- Conference: Independent
- Record: 5–5
- Head coach: Zora Clevenger (1st season);
- Captain: A. E. Leonhardt

= 1911–12 Tennessee Volunteers basketball team =

American college basketball season

The 1911–12 Tennessee Volunteers basketball team represented the University of Tennessee during the 1911–12 college men's basketball season. The head coach was Zora Clevenger, coaching the Volunteers in his first season.
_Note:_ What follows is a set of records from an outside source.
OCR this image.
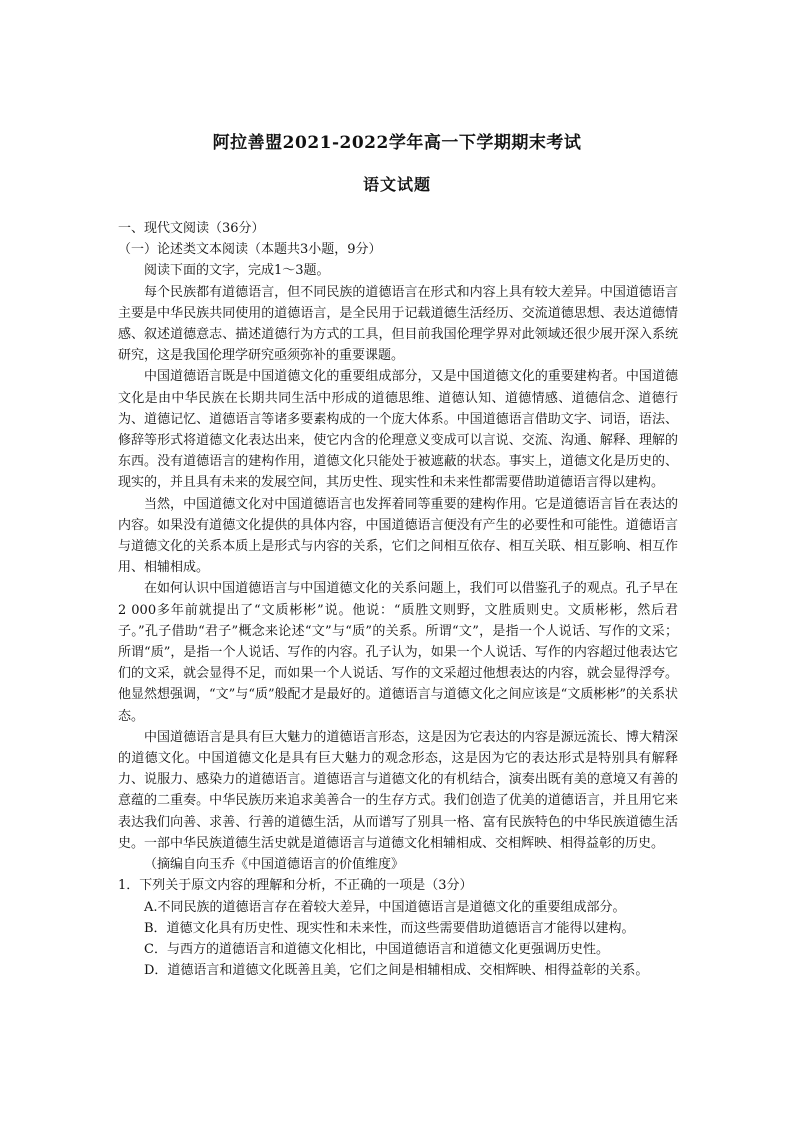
阿拉善盟2021-2022学年高一下学期期末考试
语文试题

一、现代文阅读（36分）

（一）论述类文本阅读（本题共3小题，9分）

阅读下面的文字，完成1～3题。

每个民族都有道德语言，但不同民族的道德语言在形式和内容上具有较大差异。中国道德语言主要是中华民族共同使用的道德语言，是全民用于记载道德生活经历、交流道德思想、表达道德情感、叙述道德意志、描述道德行为方式的工具，但目前我国伦理学界对此领域还很少展开深入系统研究，这是我国伦理学研究亟须弥补的重要课题。

中国道德语言既是中国道德文化的重要组成部分，又是中国道德文化的重要建构者。中国道德文化是由中华民族在长期共同生活中形成的道德思维、道德认知、道德情感、道德信念、道德行为、道德记忆、道德语言等诸多要素构成的一个庞大体系。中国道德语言借助文字、词语，语法、修辞等形式将道德文化表达出来，使它内含的伦理意义变成可以言说、交流、沟通、解释、理解的东西。没有道德语言的建构作用，道德文化只能处于被遮蔽的状态。事实上，道德文化是历史的、现实的，并且具有未来的发展空间，其历史性、现实性和未来性都需要借助道德语言得以建构。

当然，中国道德文化对中国道德语言也发挥着同等重要的建构作用。它是道德语言旨在表达的内容。如果没有道德文化提供的具体内容，中国道德语言便没有产生的必要性和可能性。道德语言与道德文化的关系本质上是形式与内容的关系，它们之间相互依存、相互关联、相互影响、相互作用、相辅相成。

在如何认识中国道德语言与中国道德文化的关系问题上，我们可以借鉴孔子的观点。孔子早在2 000多年前就提出了“文质彬彬”说。他说：“质胜文则野，文胜质则史。文质彬彬，然后君子。”孔子借助“君子”概念来论述“文”与“质”的关系。所谓“文”，是指一个人说话、写作的文采；所谓“质”，是指一个人说话、写作的内容。孔子认为，如果一个人说话、写作的内容超过他表达它们的文采，就会显得不足，而如果一个人说话、写作的文采超过他想表达的内容，就会显得浮夸。他显然想强调，“文”与“质”般配才是最好的。道德语言与道德文化之间应该是“文质彬彬”的关系状态。

中国道德语言是具有巨大魅力的道德语言形态，这是因为它表达的内容是源远流长、博大精深的道德文化。中国道德文化是具有巨大魅力的观念形态，这是因为它的表达形式是特别具有解释力、说服力、感染力的道德语言。道德语言与道德文化的有机结合，演奏出既有美的意境又有善的意蕴的二重奏。中华民族历来追求美善合一的生存方式。我们创造了优美的道德语言，并且用它来表达我们向善、求善、行善的道德生活，从而谱写了别具一格、富有民族特色的中华民族道德生活史。一部中华民族道德生活史就是道德语言与道德文化相辅相成、交相辉映、相得益彰的历史。

（摘编自向玉乔《中国道德语言的价值维度》

1．下列关于原文内容的理解和分析，不正确的一项是（3分）

A.不同民族的道德语言存在着较大差异，中国道德语言是道德文化的重要组成部分。

B．道德文化具有历史性、现实性和未来性，而这些需要借助道德语言才能得以建构。

C．与西方的道德语言和道德文化相比，中国道德语言和道德文化更强调历史性。

D．道德语言和道德文化既善且美，它们之间是相辅相成、交相辉映、相得益彰的关系。
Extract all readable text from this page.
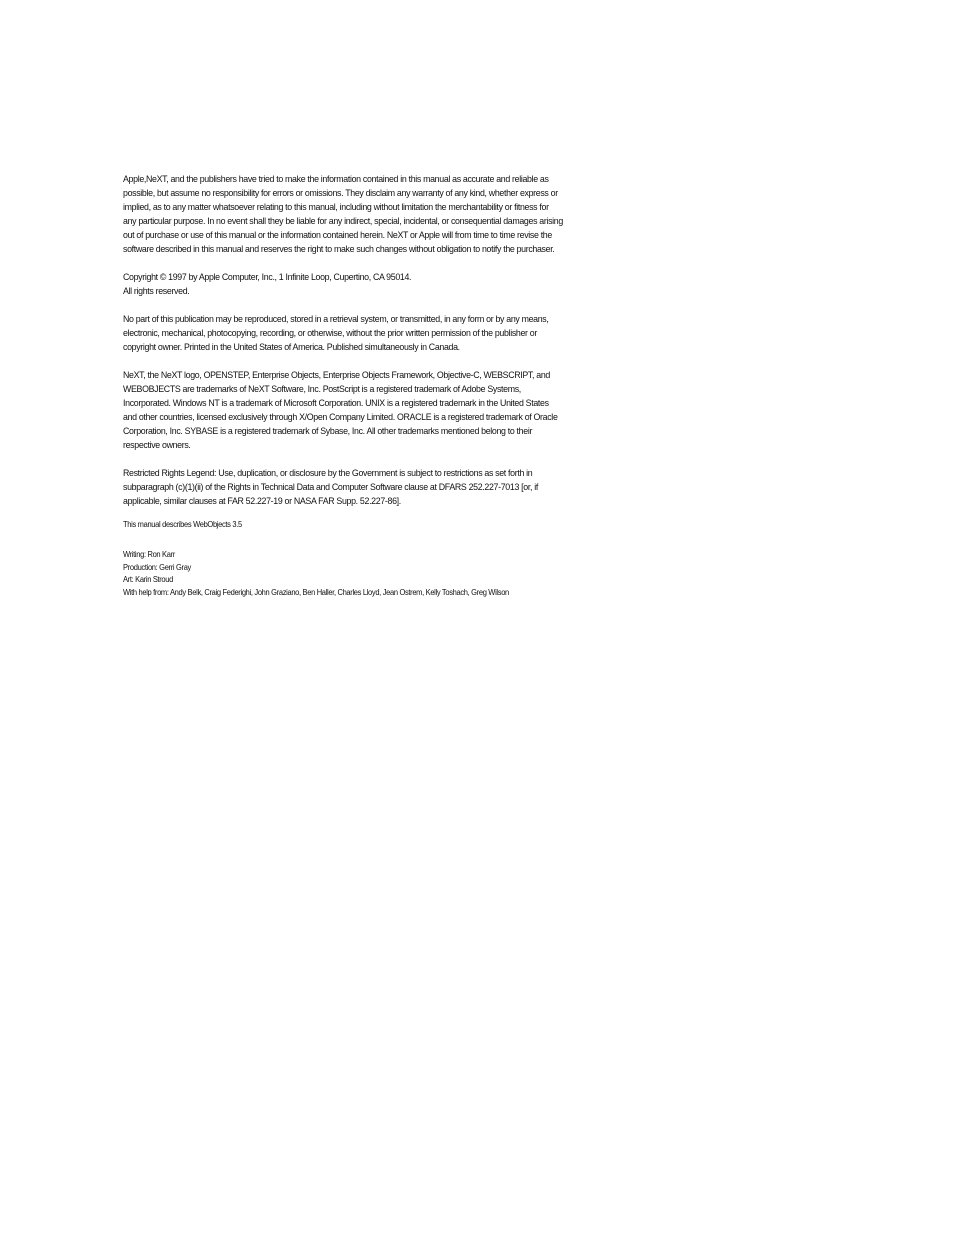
Apple,NeXT, and the publishers have tried to make the information contained in this manual as accurate and reliable as possible, but assume no responsibility for errors or omissions. They disclaim any warranty of any kind, whether express or implied, as to any matter whatsoever relating to this manual, including without limitation the merchantability or fitness for any particular purpose. In no event shall they be liable for any indirect, special, incidental, or consequential damages arising out of purchase or use of this manual or the information contained herein. NeXT or Apple will from time to time revise the software described in this manual and reserves the right to make such changes without obligation to notify the purchaser.

Copyright © 1997 by Apple Computer, Inc., 1 Infinite Loop, Cupertino, CA 95014.
All rights reserved.

No part of this publication may be reproduced, stored in a retrieval system, or transmitted, in any form or by any means, electronic, mechanical, photocopying, recording, or otherwise, without the prior written permission of the publisher or copyright owner. Printed in the United States of America. Published simultaneously in Canada.

NeXT, the NeXT logo, OPENSTEP, Enterprise Objects, Enterprise Objects Framework, Objective-C, WEBSCRIPT, and WEBOBJECTS are trademarks of NeXT Software, Inc. PostScript is a registered trademark of Adobe Systems, Incorporated. Windows NT is a trademark of Microsoft Corporation. UNIX is a registered trademark in the United States and other countries, licensed exclusively through X/Open Company Limited. ORACLE is a registered trademark of Oracle Corporation, Inc. SYBASE is a registered trademark of Sybase, Inc. All other trademarks mentioned belong to their respective owners.

Restricted Rights Legend: Use, duplication, or disclosure by the Government is subject to restrictions as set forth in subparagraph (c)(1)(ii) of the Rights in Technical Data and Computer Software clause at DFARS 252.227-7013 [or, if applicable, similar clauses at FAR 52.227-19 or NASA FAR Supp. 52.227-86].

This manual describes WebObjects 3.5

Writing: Ron Karr
Production: Gerri Gray
Art: Karin Stroud
With help from: Andy Belk, Craig Federighi, John Graziano, Ben Haller, Charles Lloyd, Jean Ostrem, Kelly Toshach, Greg Wilson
The Volunteers team captain was A. E. Leonhardt.

==Schedule==

| Date time, TV | Opponent | Result | Record | Site city, state |
| December 16, 1911* | Maryville | W 53–18 | 1–0 | Knoxville, TN |
| January 12, 1912* | Knoxville YMCA | L 23–32 | 1–1 | Knoxville, TN |
| January 22, 1912* | Knoxville YMCA | W 31–22 | 2–1 | Knoxville, TN |
| February 6, 1912* | at Central University | L 27–28 | 2–2 | Danville, KY |
| February 7, 1912* | at Kentucky | L 28–35 | 2–3 | State College Gymnasium Lexington, KY |
| February 8, 1912* | at Georgetown | L 17–46 | 2–4 | Arcade Rink Washington, DC |
| February 9, 1912* | at Transylvania | L 19–20 | 2–5 | Lexington, KY |
| February 10, 1912* | at Eastern Kentucky | W 44–13 | 3–5 | Richmond, KY |
| February 16, 1912* | Knoxville YMCA | W 35–31 | 4–5 | Knoxville, TN |
| February 26, 1912* | Knoxville YMCA | W 36–35 | 5–5 | Knoxville, TN |
*Non-conference game. (#) Tournament seedings in parentheses.